The Federal Reserve released one of their key economic reports on Wednesday, and it was relatively upbeat -- but not so much for Chicago.
The report, known as the Beige Book, is a collection of anecdotal information on current economic conditions collected by each Federal Reserve Bank district.
The report says that economic activity in the country generally expanded, but noted a slowing pace of growth in New York, Philadelphia, Atlanta and Chicago.
The Chicago Federal Reserve Bank serves the Seventh Federal District, which incorporates Illinois, Indiana, Iowa, Michigan and Wisconsin.
Here are the economic snapshots for the Chicago district economy:
- Consumer Spending:
Spending increased at a slower rate. The report attributes higher food and gas prices to fewer shopping trips. Auto sales were actually up in the Chicago region as people switched from gas-guzzlers to smaller, passenger vehicles.
- Business Spending:
Businesses spent at a steady pace, with auto businesses hedging bets on part inventories, due to potential shortages caused by disruptions in the wake of the earthquake and tsunami in Japan earlier this year.
- Construction and Real Estate:
Construction of single-family homes remained low, depressed by the glut of distressed properties in the market. A positive note is that existing-home sales actually picked up.

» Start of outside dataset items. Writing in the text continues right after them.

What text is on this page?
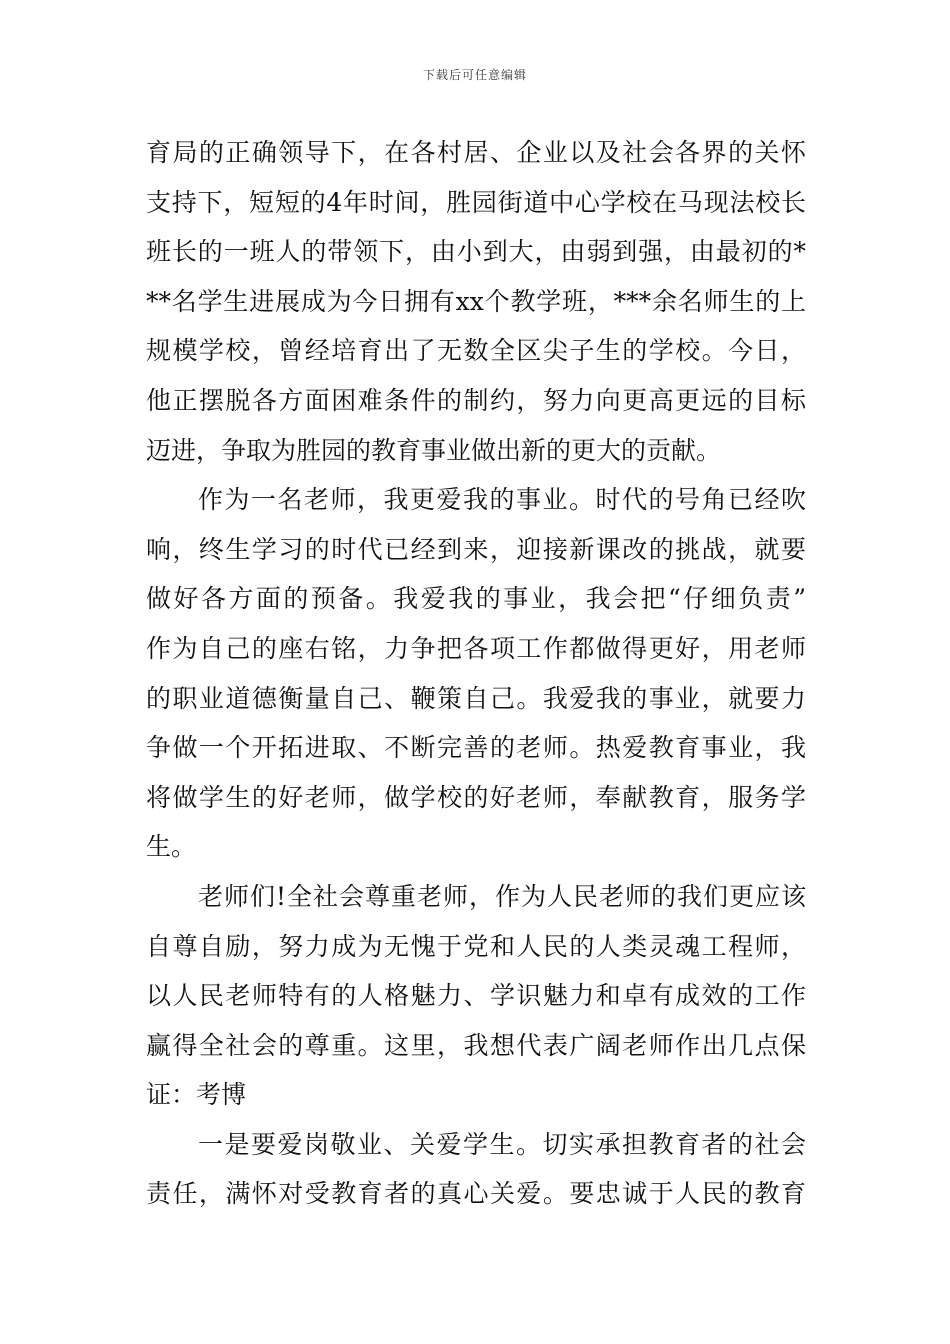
下载后可任意编辑
育局的正确领导下，在各村居、企业以及社会各界的关怀
支持下，短短的4年时间，胜园街道中心学校在马现法校长
班长的一班人的带领下，由小到大，由弱到强，由最初的*
**名学生进展成为今日拥有xx个教学班，***余名师生的上
规模学校，曾经培育出了无数全区尖子生的学校。今日，
他正摆脱各方面困难条件的制约，努力向更高更远的目标
迈进，争取为胜园的教育事业做出新的更大的贡献。
作为一名老师，我更爱我的事业。时代的号角已经吹
响，终生学习的时代已经到来，迎接新课改的挑战，就要
做好各方面的预备。我爱我的事业，我会把“仔细负责”
作为自己的座右铭，力争把各项工作都做得更好，用老师
的职业道德衡量自己、鞭策自己。我爱我的事业，就要力
争做一个开拓进取、不断完善的老师。热爱教育事业，我
将做学生的好老师，做学校的好老师，奉献教育，服务学
生。
老师们!全社会尊重老师，作为人民老师的我们更应该
自尊自励，努力成为无愧于党和人民的人类灵魂工程师，
以人民老师特有的人格魅力、学识魅力和卓有成效的工作
赢得全社会的尊重。这里，我想代表广阔老师作出几点保
证：考博
一是要爱岗敬业、关爱学生。切实承担教育者的社会
责任，满怀对受教育者的真心关爱。要忠诚于人民的教育
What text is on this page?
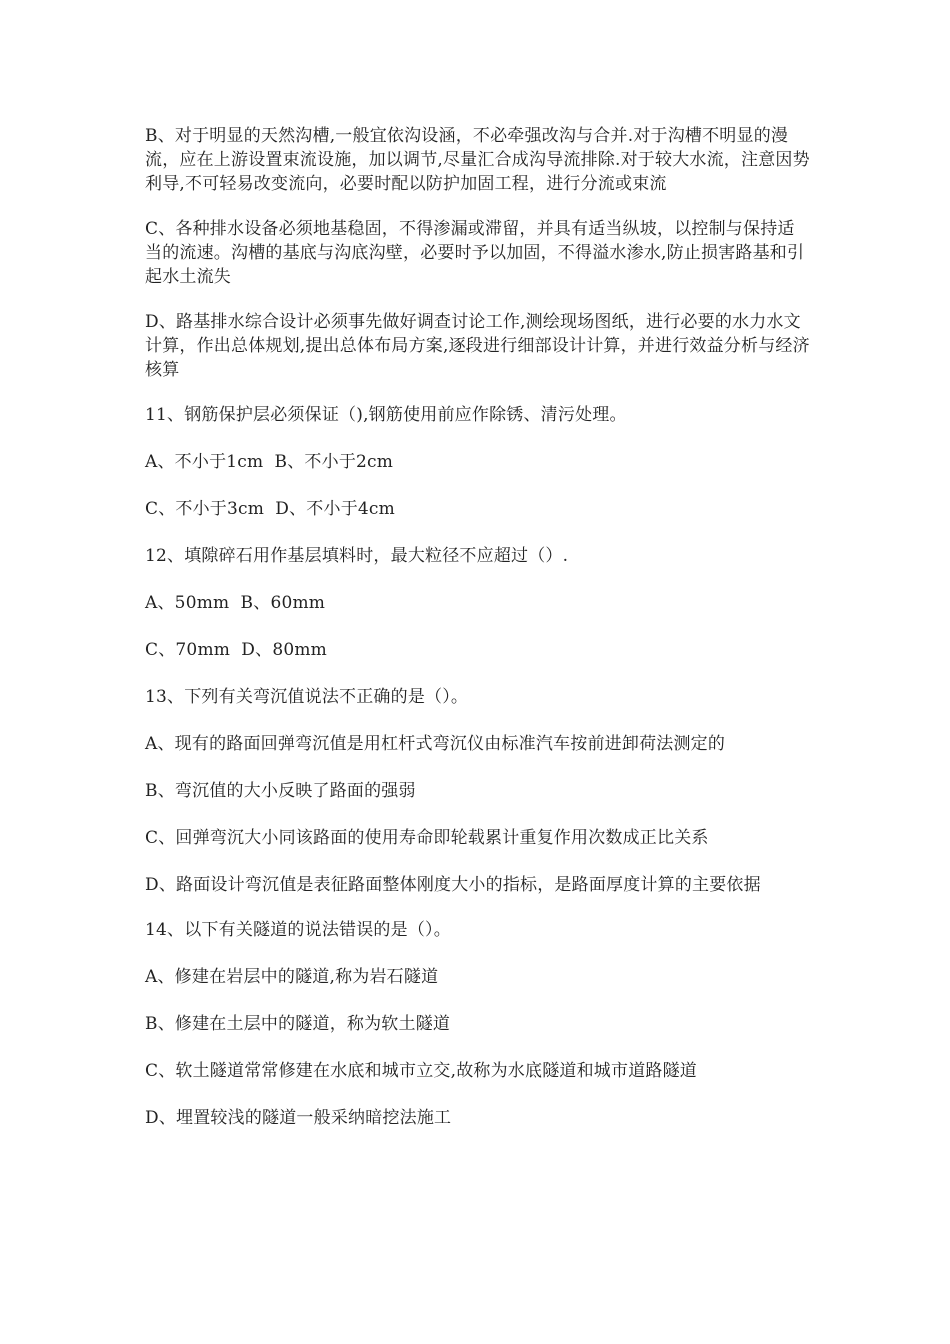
B、对于明显的天然沟槽,一般宜依沟设涵，不必牵强改沟与合并.对于沟槽不明显的漫流，应在上游设置束流设施，加以调节,尽量汇合成沟导流排除.对于较大水流，注意因势利导,不可轻易改变流向，必要时配以防护加固工程，进行分流或束流

C、各种排水设备必须地基稳固，不得渗漏或滞留，并具有适当纵坡，以控制与保持适当的流速。沟槽的基底与沟底沟壁，必要时予以加固，不得溢水渗水,防止损害路基和引起水土流失

D、路基排水综合设计必须事先做好调查讨论工作,测绘现场图纸，进行必要的水力水文计算，作出总体规划,提出总体布局方案,逐段进行细部设计计算，并进行效益分析与经济核算

11、钢筋保护层必须保证（),钢筋使用前应作除锈、清污处理。

A、不小于1cm  B、不小于2cm

C、不小于3cm  D、不小于4cm

12、填隙碎石用作基层填料时，最大粒径不应超过（）.

A、50mm  B、60mm

C、70mm  D、80mm

13、下列有关弯沉值说法不正确的是（）。

A、现有的路面回弹弯沉值是用杠杆式弯沉仪由标准汽车按前进卸荷法测定的

B、弯沉值的大小反映了路面的强弱

C、回弹弯沉大小同该路面的使用寿命即轮载累计重复作用次数成正比关系

D、路面设计弯沉值是表征路面整体刚度大小的指标，是路面厚度计算的主要依据

14、以下有关隧道的说法错误的是（）。

A、修建在岩层中的隧道,称为岩石隧道

B、修建在土层中的隧道，称为软土隧道

C、软土隧道常常修建在水底和城市立交,故称为水底隧道和城市道路隧道

D、埋置较浅的隧道一般采纳暗挖法施工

Manufacturing slowed from the previous reporting period. Steel producers reported a slower quarter, but hinted that next quarter will be more positive. Manufacturers of construction materials and household goods also reported a decline in activity.
- Banking and Finance:
Credit conditions improved for Chicago, but mostly for hedge funds and other investors looking to buy debt. According to the report, banks have begun small business lending, but community banks, which typically service these loans are still impaired. Business loan demand is up, but much of the demand is the refinancing of existing debt.
- Price and Costs:
One of the most interesting parts of the report is the cost of food and other products. The report said food and energy prices ended mostly lower. According to the report, “Retailers reported that they were unable to pass along much of the recent increase in wholesale prices; and in many cases, were trying to compensate for the impact of higher food and energy prices on consumer budgets by increasing promotions and discounts.” In short, your local grocery store was/is taking a hit by steeply discounting food, to keep up the flow of customers who may be hurt by higher gas prices.
The planting of corn and soybean, staples of Midwest agriculture, slowed last spring thanks to excessive rain and cool temperatures this year.
The report also says that the U.S. labor market improved gradually across the country, with only modest wage growth.